提言に至るまでに、多くのアイデアが飛び出し、そして、捨てていったそうです。彼ら・彼女らは、どこで、この提言の結論を出したのでしょうか。須山さんに聞いてみました。

「最も参考にさせていただいたのはスフィーダ世田谷FCの副代表の張寿山さんのお話です。スフィーダ世田谷FCは女子サッカークラブが抱える経営課題をソーシャル・スポンサーシップの活用で解決したいと考えているということを理解できました。WEリーグのクラブは、なでしこリーグのクラブ以上に、こうした方法を採用しやすいのではないかと考えました。WEリーグだからこそできることだと思います。」

アマチュアクラブの環境で推進してきた方法をプロクラブならばさらに拡大できるのではないかという視点です。

「提言に至るまでの時間はかかりました。インタビュー調査で浮かび上がった課題解決の方法を調べ、アイデアを先生に提案しましたが何度もやり直しました。」

須山さんのコメントを受けて石橋瑛美さんにも聞いてみると、当初は単発的なアイデアが多かったと振り返ります。また、クラブにこれ以上の費用負担をできるのかという点もハードルになったようです。

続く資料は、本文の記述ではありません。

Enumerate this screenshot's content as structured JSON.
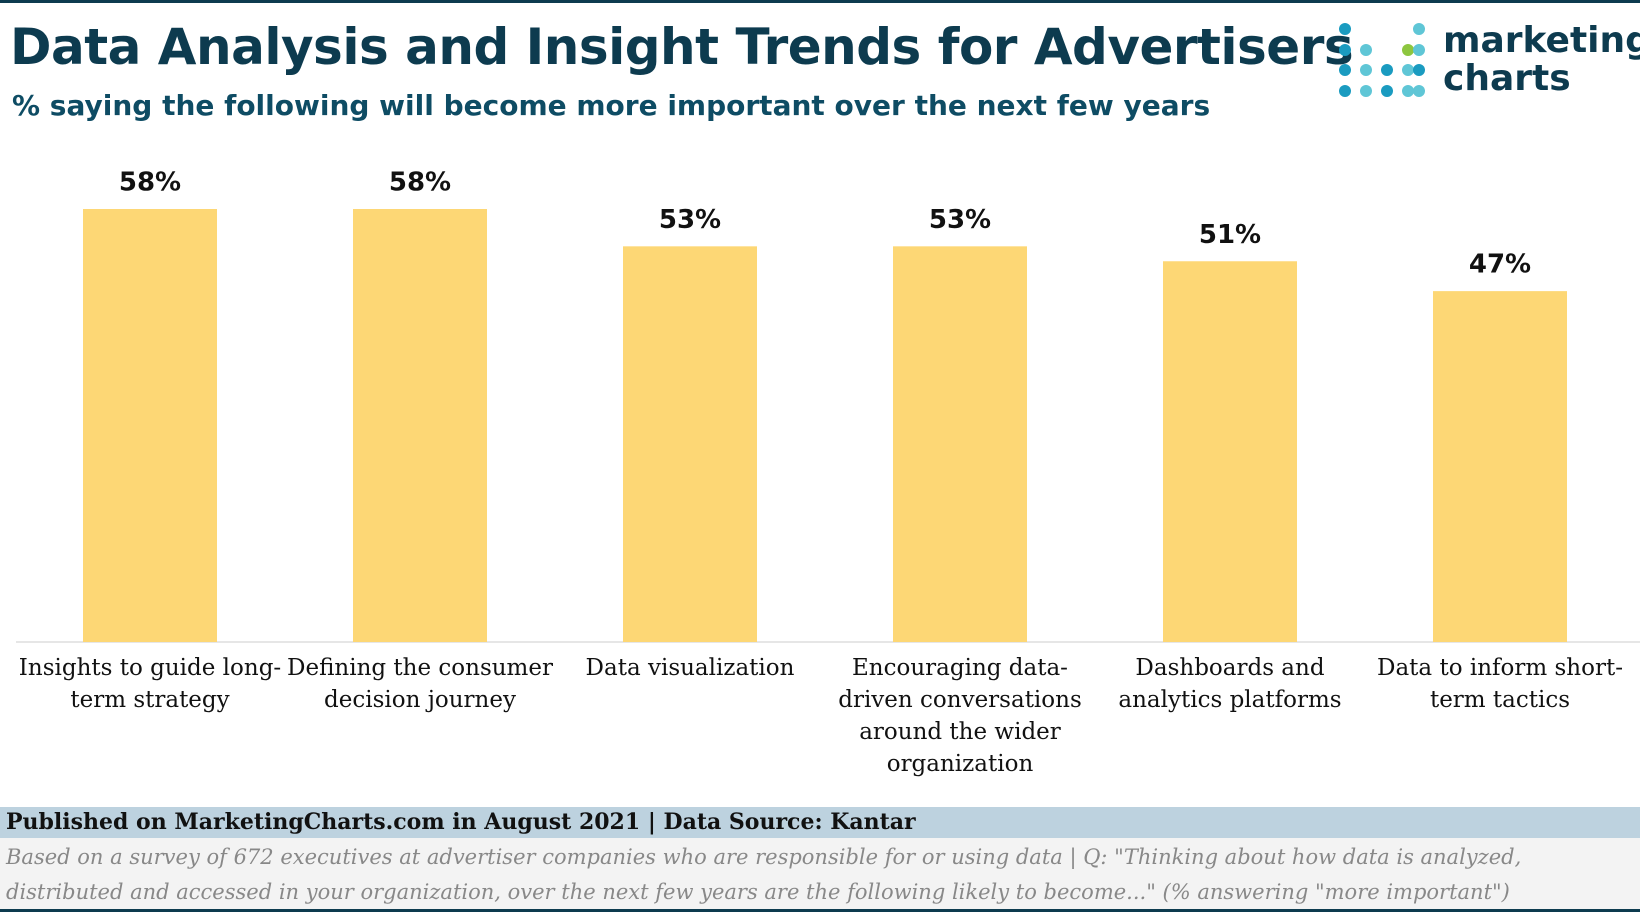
{
  "chart_data": {
    "type": "bar",
    "title": "Data Analysis and Insight Trends for Advertisers",
    "subtitle": "% saying the following will become more important over the next few years",
    "categories": [
      "Insights to guide long-term strategy",
      "Defining the consumer decision journey",
      "Data visualization",
      "Encouraging data-driven conversations around the wider organization",
      "Dashboards and analytics platforms",
      "Data to inform short-term tactics"
    ],
    "values": [
      58,
      58,
      53,
      53,
      51,
      47
    ],
    "value_labels": [
      "58%",
      "58%",
      "53%",
      "53%",
      "51%",
      "47%"
    ],
    "color": "#fdd775",
    "source": "Published on MarketingCharts.com in August 2021 | Data Source: Kantar",
    "note": "Based on a survey of 672 executives at advertiser companies who are responsible for or using data | Q: \"Thinking about how data is analyzed, distributed and accessed in your organization, over the next few years are the following likely to become...\" (% answering \"more important\")"
  },
  "logo": {
    "line1": "marketing",
    "line2": "charts"
  }
}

「『イベントを増やす』というアイデアもありましたが、これ以上に増やすのはどうだろうか、『WEリーグの観客数の実態に合ったスタジアムを建設した方が良いのではないか』という話も出ましたが、実現可能性の面で見送りました。」

江頭亮太さん

江頭亮太さんは「WEリーグの強みを探していきましたが課題が多い印象を受けました。」と振り返ります。前畑さんは参考事例を探すのに苦労しました。

「女子サッカーに関する論文も探したのですが『これだ』という成功例を海外でも見つけ出すことができなかったので、参考にできるものが少なかったです。」

JリーグとWEリーグの情報発信に差を感じた

明治大学商学部 総合学際演習の澤井和彦ゼミナールでは、以前に川崎フロンターレをはじめとするJリーグクラブの地域貢献活動の調査をしています。今回は、その経験も活かしながら進めました。

「川崎は取り組みの数も多く地域密着型クラブの中で群を抜いています。WEリーグのクラブも、より積極的にできるのではないかと強く感じました。」と、江頭さん。

Jリーグの観戦経験が多いという佐子稜真さんは、活動の数だけではなく、JリーグとWEリーグの情報発信に差を感じたと言います。

「Jリーグ・クラブはしっかりと発信している印象が強いです。川崎フロンターレの地域貢献活動をネット検索すると、とてもたくさん表示されます。WEリーグ・クラブの場合はニュース記事で表示される数が少ないだけではなく、公式サイトでの掲載も検索結果に表示されることが少なかったです。公式サイトのトップページから、いくつもリンクを辿って探し続けないと具体的な取り組みが見つからないことも多かったです。」

佐子稜真さん

石橋瑛実さんは、取り組みの途中で意外なことに気がつきました。

「アメリカはジェンダーギャップの解消が進んでいる印象だったのですが、ついこの間まで問題があり男女代表チームの給与格差が解消されたのが2022年だということを知ることができました。また、地域貢献活動をすることで選手が憧れの的になるという事例を知ることもでき、わたしたちの提言の中に生かされました。」

石橋瑛実さん

WEリーグに関しては理念やビジョンの対象を女性に絞ている印象を受けました。だから、私たちも、対象を女性に絞った提言を議論しました。ただ、今、集客が思うように進んでいないことを考えると、中長期的な取り組みとは別に、短期の集客では、これまで女子サッカーを応援して下さった層にも力を入れても良いのかもしれないとも思います。」